Charlotte de La Marck (5 November 1574 - 15 May 1594) was a ruling Princess of Sedan and a Duchess of Bouillon in her own right between 1588 and 1594. Her titles and the principality of Sedan passed in to the House of La Tour d'Auvergne through her marriage without issue.

==Biography==

The last surviving child of Henri-Robert de la Marck Duke of Bouillon and Françoise de Bourbon. She was a member of the House of La Marck. Her older brother Guillaume-Robert died without surviving issue, and as such, Charlotte became the heiress to the Duchy of Bouillon, the Principality of Sedan and various other titles in 1588.

Her marriage was arranged by King Henri IV himself. Her husband, Henri de La Tour, was the son of the Viscount of Turenne and Eléonore de Montmorency, daughter of Anne de Montmorency. The couple were married on 19 November 1591. De La Tour, a Protestant, was marechal of France. Upon marriage, her spouse became her co-ruler and shared her titles.

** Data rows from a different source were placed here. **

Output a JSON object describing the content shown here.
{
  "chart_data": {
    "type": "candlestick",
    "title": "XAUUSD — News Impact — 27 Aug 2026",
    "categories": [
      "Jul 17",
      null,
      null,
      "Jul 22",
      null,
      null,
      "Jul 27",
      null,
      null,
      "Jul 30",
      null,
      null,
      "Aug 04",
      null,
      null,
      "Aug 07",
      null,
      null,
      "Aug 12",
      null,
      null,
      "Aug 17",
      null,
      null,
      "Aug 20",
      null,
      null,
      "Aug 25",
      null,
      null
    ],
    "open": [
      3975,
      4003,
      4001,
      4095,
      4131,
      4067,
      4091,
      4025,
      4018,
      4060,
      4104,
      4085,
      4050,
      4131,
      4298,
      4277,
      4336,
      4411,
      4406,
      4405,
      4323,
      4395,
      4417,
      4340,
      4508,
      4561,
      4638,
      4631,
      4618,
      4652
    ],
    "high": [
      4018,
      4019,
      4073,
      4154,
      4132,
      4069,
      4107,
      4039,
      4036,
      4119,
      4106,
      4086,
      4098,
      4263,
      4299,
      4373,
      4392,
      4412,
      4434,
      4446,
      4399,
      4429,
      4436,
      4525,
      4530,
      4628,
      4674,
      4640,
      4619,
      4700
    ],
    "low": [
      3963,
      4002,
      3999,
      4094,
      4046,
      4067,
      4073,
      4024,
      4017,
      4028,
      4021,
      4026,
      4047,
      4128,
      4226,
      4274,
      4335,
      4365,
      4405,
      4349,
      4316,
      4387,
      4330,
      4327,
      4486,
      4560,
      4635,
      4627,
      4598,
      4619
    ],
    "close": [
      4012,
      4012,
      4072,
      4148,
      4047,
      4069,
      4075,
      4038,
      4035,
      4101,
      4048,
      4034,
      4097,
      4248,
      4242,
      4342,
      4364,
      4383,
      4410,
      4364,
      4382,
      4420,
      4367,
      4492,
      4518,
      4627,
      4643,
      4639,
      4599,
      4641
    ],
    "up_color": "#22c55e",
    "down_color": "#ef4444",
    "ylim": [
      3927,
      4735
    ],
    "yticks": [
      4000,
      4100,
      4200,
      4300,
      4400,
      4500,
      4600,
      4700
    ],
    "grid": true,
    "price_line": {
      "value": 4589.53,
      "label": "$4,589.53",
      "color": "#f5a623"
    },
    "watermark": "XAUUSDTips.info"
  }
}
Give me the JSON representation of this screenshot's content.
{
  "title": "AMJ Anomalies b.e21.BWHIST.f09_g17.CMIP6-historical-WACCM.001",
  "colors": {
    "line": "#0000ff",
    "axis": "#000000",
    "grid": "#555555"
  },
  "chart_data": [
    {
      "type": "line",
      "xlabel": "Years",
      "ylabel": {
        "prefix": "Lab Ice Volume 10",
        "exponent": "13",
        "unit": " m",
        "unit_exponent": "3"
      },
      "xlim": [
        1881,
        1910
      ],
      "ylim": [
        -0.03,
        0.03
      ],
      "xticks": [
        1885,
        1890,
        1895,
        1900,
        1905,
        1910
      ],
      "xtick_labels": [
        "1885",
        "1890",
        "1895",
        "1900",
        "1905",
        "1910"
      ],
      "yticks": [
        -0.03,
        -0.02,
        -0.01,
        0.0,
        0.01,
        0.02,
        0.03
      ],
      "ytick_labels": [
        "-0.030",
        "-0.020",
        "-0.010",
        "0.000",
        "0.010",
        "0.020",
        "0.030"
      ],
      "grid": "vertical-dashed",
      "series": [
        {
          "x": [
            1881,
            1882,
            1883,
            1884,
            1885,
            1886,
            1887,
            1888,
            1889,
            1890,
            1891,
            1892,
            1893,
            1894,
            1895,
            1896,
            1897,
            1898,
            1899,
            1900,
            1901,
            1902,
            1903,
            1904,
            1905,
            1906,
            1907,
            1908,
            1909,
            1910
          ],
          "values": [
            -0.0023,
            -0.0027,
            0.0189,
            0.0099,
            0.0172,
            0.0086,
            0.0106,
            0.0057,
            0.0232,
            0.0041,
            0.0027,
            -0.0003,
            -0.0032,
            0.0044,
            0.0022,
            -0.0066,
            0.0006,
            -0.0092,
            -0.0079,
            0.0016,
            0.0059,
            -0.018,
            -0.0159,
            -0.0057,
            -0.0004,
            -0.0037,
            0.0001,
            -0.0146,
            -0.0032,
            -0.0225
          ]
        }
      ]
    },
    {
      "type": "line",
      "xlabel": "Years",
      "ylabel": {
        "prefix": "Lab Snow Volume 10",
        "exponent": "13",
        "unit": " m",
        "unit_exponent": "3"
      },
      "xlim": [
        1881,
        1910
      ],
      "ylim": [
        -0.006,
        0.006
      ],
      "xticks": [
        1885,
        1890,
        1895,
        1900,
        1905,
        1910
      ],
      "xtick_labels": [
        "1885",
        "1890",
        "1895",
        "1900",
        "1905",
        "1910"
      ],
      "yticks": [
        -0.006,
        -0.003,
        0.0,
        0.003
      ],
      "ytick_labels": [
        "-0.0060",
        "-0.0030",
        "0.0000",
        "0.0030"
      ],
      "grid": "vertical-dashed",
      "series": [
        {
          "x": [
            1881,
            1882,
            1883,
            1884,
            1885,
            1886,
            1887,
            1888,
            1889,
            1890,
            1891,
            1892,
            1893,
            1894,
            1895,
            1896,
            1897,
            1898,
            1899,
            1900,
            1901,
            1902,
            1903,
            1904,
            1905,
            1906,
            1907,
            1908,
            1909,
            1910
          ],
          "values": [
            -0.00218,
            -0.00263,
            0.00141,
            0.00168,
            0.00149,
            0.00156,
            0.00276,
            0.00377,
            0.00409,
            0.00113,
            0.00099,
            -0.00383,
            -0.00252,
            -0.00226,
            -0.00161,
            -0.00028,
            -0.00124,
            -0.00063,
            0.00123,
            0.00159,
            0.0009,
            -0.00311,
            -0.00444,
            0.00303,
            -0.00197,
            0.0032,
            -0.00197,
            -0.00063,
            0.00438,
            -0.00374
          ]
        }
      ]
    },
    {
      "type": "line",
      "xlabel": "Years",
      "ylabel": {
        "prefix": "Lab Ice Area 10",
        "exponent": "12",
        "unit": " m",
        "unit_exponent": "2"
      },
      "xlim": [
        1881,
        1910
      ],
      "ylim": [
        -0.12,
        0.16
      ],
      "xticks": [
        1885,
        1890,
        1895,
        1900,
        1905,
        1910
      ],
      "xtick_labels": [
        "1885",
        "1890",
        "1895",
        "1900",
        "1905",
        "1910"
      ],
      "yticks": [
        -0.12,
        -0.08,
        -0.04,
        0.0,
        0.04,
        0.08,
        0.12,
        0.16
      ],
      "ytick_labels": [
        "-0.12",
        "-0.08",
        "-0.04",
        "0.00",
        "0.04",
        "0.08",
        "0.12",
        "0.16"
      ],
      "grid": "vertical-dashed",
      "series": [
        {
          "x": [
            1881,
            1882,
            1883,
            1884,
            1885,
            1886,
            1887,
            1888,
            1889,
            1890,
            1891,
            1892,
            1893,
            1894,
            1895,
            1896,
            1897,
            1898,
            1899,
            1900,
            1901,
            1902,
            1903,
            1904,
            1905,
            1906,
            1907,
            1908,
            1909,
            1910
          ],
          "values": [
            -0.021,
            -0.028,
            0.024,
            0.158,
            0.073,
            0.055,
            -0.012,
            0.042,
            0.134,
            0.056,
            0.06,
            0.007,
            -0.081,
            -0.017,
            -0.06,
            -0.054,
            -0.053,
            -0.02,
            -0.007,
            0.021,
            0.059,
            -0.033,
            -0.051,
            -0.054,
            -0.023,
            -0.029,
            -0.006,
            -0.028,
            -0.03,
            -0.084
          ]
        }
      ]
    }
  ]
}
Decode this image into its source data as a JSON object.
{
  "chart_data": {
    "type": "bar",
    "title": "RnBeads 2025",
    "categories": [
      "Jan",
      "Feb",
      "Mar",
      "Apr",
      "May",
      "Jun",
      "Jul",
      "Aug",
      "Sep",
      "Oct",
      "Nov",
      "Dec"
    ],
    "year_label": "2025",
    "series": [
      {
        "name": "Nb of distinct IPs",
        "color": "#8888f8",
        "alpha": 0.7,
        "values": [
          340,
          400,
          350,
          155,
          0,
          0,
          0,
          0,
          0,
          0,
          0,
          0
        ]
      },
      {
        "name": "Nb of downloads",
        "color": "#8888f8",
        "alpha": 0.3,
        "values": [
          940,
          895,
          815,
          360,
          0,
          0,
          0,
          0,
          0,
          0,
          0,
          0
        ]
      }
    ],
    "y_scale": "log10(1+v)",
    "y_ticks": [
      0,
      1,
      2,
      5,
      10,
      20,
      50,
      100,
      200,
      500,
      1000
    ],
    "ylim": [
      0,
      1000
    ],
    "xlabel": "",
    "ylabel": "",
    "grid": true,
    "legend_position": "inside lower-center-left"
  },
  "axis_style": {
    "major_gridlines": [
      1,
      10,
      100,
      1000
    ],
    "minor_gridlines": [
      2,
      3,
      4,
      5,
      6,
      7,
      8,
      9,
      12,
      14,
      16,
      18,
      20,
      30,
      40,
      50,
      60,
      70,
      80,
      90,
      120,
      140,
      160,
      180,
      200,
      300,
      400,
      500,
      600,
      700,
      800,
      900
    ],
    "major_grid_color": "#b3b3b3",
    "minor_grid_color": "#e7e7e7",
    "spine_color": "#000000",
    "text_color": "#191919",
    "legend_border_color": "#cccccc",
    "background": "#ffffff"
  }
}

In 1594, she died a week after giving birth to a son (who died the day he was born). She was buried at the Church of Saint-Laurent in Sedan.

Her husband later claimed the Duchy of Bouillon as his own and in 1676, his grandson Godefroy Maurice de La Tour d'Auvergne officially received Bouillon and Sedan. The Bouillon line of the House of La Marck died out with Charlotte.